Many of us could stand to do the same online. 

When falsehood needs to be corrected with charity 

St. Catherine of Siena (1347-1380) is well known for her work to correct the pope and persuade him to move from France back to Rome. What many who invoke the Italian lay Dominican often forget, however, is the absolute gentleness and humility with which she wrote, speaking uncompromising truth but couching it in tender, loving, respectful language.

She addressed the pope as “Most holy and dear and sweet father in Christ,” but also warned, “I, if I were in your place, should fear lest divine judgment come upon me.” She called the notoriously depraved queen of Naples “Dearest mother in Christ sweet Jesus,” then went on to plead, “No more thus for the love of Christ crucified! You are in every way calling down the divine judgment. I grieve for it.”

Catherine spoke the truth with deepest concern for the hearts and souls of those she addressed and with no regard at all for her own reputation.

What would our social media presence look like if we did the same?

When you’re trying to maintain a friendship with someone you disagree with 

St. Oscar Romero (1917-1980) and Ven. Rutilio Grande (1928-1977) were an unlikely pair of friends. Though a diocesan priest, Romero lived with Grande’s Jesuit community in San Salvador for a few years.
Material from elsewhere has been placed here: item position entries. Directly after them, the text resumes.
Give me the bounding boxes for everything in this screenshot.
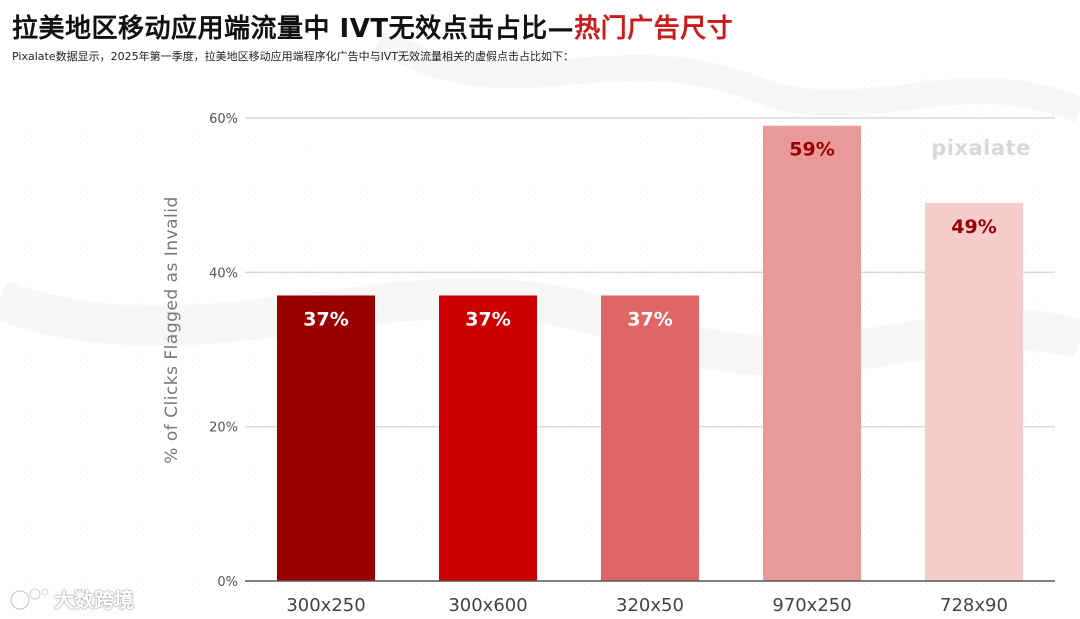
bar-300x250: [277, 295, 375, 581]
x-tick-label: 300x600: [448, 595, 527, 616]
title-main: 拉美地区移动应用端流量中 IVT无效点击占比—: [12, 14, 575, 44]
y-tick-label: 60%: [209, 112, 238, 127]
data-label: 37%: [303, 308, 348, 330]
brand-logo-icon: [9, 587, 49, 610]
data-label: 37%: [465, 308, 510, 330]
x-tick-label: 728x90: [940, 595, 1008, 616]
y-axis-title: % of Clicks Flagged as Invalid: [162, 196, 182, 463]
data-labels: 37% 37% 37% 59% 49%: [303, 139, 996, 331]
page-subtitle: Pixalate数据显示，2025年第一季度，拉美地区移动应用端程序化广告中与I…: [12, 50, 575, 63]
bar-970x250: [763, 125, 861, 581]
y-tick-label: 40%: [209, 266, 238, 281]
bar-300x600: [439, 295, 537, 581]
axes: 0% 20% 40% 60% 300x250 300x600 320x50 970x250 72…: [209, 112, 1055, 616]
data-label: 49%: [951, 216, 996, 238]
pixalate-watermark: pixalate: [931, 136, 1031, 160]
footer-brand: 大数跨境: [8, 584, 134, 613]
data-label: 59%: [789, 139, 834, 161]
x-tick-label: 320x50: [616, 595, 684, 616]
bar-728x90: [925, 202, 1023, 581]
y-tick-label: 0%: [217, 575, 238, 590]
bars: [277, 125, 1023, 581]
y-tick-label: 20%: [209, 421, 238, 436]
bar-320x50: [601, 295, 699, 581]
x-tick-label: 970x250: [772, 595, 851, 616]
footer-brand-name: 大数跨境: [54, 588, 134, 612]
page-title: 拉美地区移动应用端流量中 IVT无效点击占比—热门广告尺寸: [12, 12, 733, 46]
data-label: 37%: [627, 308, 672, 330]
x-tick-label: 300x250: [286, 595, 365, 616]
title-highlight: 热门广告尺寸: [574, 14, 734, 44]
Though famously standoffish at the time, Romero and Grande got along very well, despite their political and liturgical differences.
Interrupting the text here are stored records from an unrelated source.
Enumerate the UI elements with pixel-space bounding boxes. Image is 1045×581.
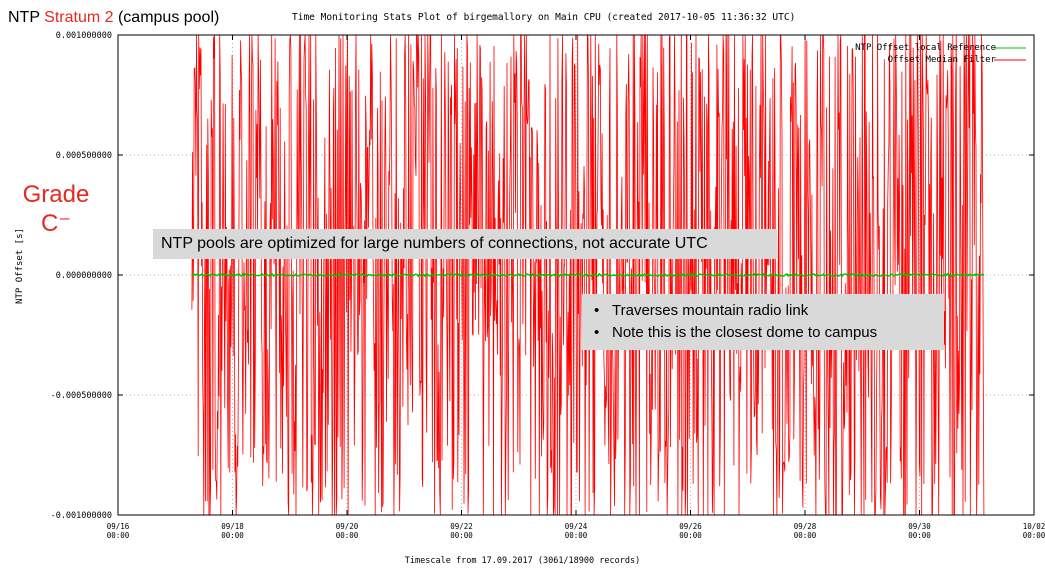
y-tick-label: 0.000500000 xyxy=(56,151,112,161)
x-tick-label: 00:00 xyxy=(679,531,702,540)
slide-title-suffix: (campus pool) xyxy=(113,9,220,26)
x-tick-label: 10/02 xyxy=(1023,522,1045,531)
x-tick-label: 09/24 xyxy=(565,522,588,531)
callout-note-item: Note this is the closest dome to campus xyxy=(594,322,936,344)
y-tick-label: -0.000500000 xyxy=(51,391,112,401)
legend-label-local-reference: NTP Offset local Reference xyxy=(855,43,996,53)
x-tick-label: 09/26 xyxy=(679,522,702,531)
series-ntp-offset-local-reference xyxy=(191,272,985,278)
x-tick-label: 00:00 xyxy=(336,531,359,540)
x-tick-label: 00:00 xyxy=(908,531,931,540)
x-tick-label: 00:00 xyxy=(107,531,130,540)
x-tick-label: 09/22 xyxy=(450,522,473,531)
legend-entry-local-reference: NTP Offset local Reference xyxy=(855,43,996,53)
grade-word: Grade xyxy=(22,181,90,208)
slide-title-stratum: Stratum 2 xyxy=(44,9,114,26)
slide-title: NTP Stratum 2 (campus pool) xyxy=(8,9,219,27)
x-axis-ticks: 09/1600:0009/1800:0009/2000:0009/2200:00… xyxy=(107,35,1045,540)
y-axis-label: NTP Offset [s] xyxy=(15,228,25,304)
chart-title: Time Monitoring Stats Plot of birgemallo… xyxy=(292,12,796,23)
x-tick-label: 09/18 xyxy=(221,522,244,531)
callout-note-item: Traverses mountain radio link xyxy=(594,300,936,322)
x-tick-label: 09/28 xyxy=(794,522,817,531)
slide-title-prefix: NTP xyxy=(8,9,45,26)
y-tick-label: 0.000000000 xyxy=(56,271,112,281)
grade-label: Grade C⁻ xyxy=(8,180,104,238)
x-tick-label: 09/16 xyxy=(107,522,130,531)
series-line-ntp-offset-local-reference xyxy=(191,272,985,278)
x-tick-label: 00:00 xyxy=(221,531,244,540)
x-tick-label: 09/20 xyxy=(336,522,359,531)
x-tick-label: 00:00 xyxy=(1023,531,1045,540)
callout-notes-list: Traverses mountain radio link Note this … xyxy=(590,300,936,344)
x-axis-label: Timescale from 17.09.2017 (3061/18900 re… xyxy=(404,556,641,566)
callout-pools: NTP pools are optimized for large number… xyxy=(153,229,777,259)
grade-value: C⁻ xyxy=(41,210,71,237)
callout-notes: Traverses mountain radio link Note this … xyxy=(582,294,944,350)
y-axis-ticks: 0.001000000 0.000500000 0.000000000 -0.0005… xyxy=(51,31,1034,521)
x-tick-label: 00:00 xyxy=(794,531,817,540)
x-tick-label: 00:00 xyxy=(565,531,588,540)
legend-entry-median-filter: Offset Median Filter xyxy=(888,55,996,65)
legend-label-median-filter: Offset Median Filter xyxy=(887,55,996,65)
x-tick-label: 09/30 xyxy=(908,522,931,531)
y-tick-label: -0.001000000 xyxy=(51,511,112,521)
legend-swatches xyxy=(994,47,1026,61)
x-tick-label: 00:00 xyxy=(450,531,473,540)
y-tick-label: 0.001000000 xyxy=(56,31,112,41)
Grande had progressive preferences in liturgy while Romero was much more traditional. Grande was very politically involved, fighting for the rights of the poor, while Romero was content (for the time) to ignore the abuses of the right-wing government. Still, the two were so close that when Romero was appointed auxiliary bishop, he asked Grande to help him plan the liturgy. Though they were on opposite ends of the political spectrum, they remained close until Grande’s assassination; it was looking at the dead body of his friend that transformed Romero from a timid and bookish man to the warrior for justice that we know so well.

But this conversion was rooted in friendship, possible only because Romero and Grande had been able to love each other well in spite of their differences.

When you want to use beauty to lead people to the truth 

Servant of God Antonio Cuipa (d. 1704) was a leader in his Appalachee community, second-in-command over thousands of Native Christians. He was a husband and father of two, a hard-working carpenter, a flautist, and an evangelist.

As an evangelist, Antonio would approach non-Christian villages and play his flute. When the people were suitably impressed, he would offer them wooden flutes he had carved himself. Only then would he begin to preach the Gospel, starting at places of commonality between Christians and those who followed traditional Native spiritual practices. Antonio was ultimately martyred, after having used beauty to bring many, many souls to Christ.

When you need to repent of a toxic ideology 

Bl. Teresio Olivelli (1916-1945) was a Fascist. He wasn’t a horrible villain who had a change of heart. He was a man of prayer who (wrongly) believed that the Fascist party would fight communism and protect Christian interests. Teresio worked for the National Institute of Fascist Culture and won a prize for an essay that tried to harmonize Fascist racism with Catholic doctrine. Though he resisted some of the worst errors of Fascism, Teresio was convinced that it had great potential and sought to affect the party from within, even joining the Italian army and fighting alongside Germany in a campaign that left two thirds of his division dead.

But Teresio loved God more than he loved his party, and he began to see the evils of Fascism. Eventually, he refused to cooperate with Nazis and was imprisoned. After escaping, he became a member of the resistance, founding a newspaper called The Rebel and working against Nazism and Fascism until he was arrested, sent to a concentration camp, and finally beaten to death at 29.

Bl. Teresio Olivelli knows what it is to run after Jesus and miss the mark grievously. He also knows that nobody is too far gone for grace, that whatever ideology you’ve made into your god, there is always hope for those who love God (however poorly).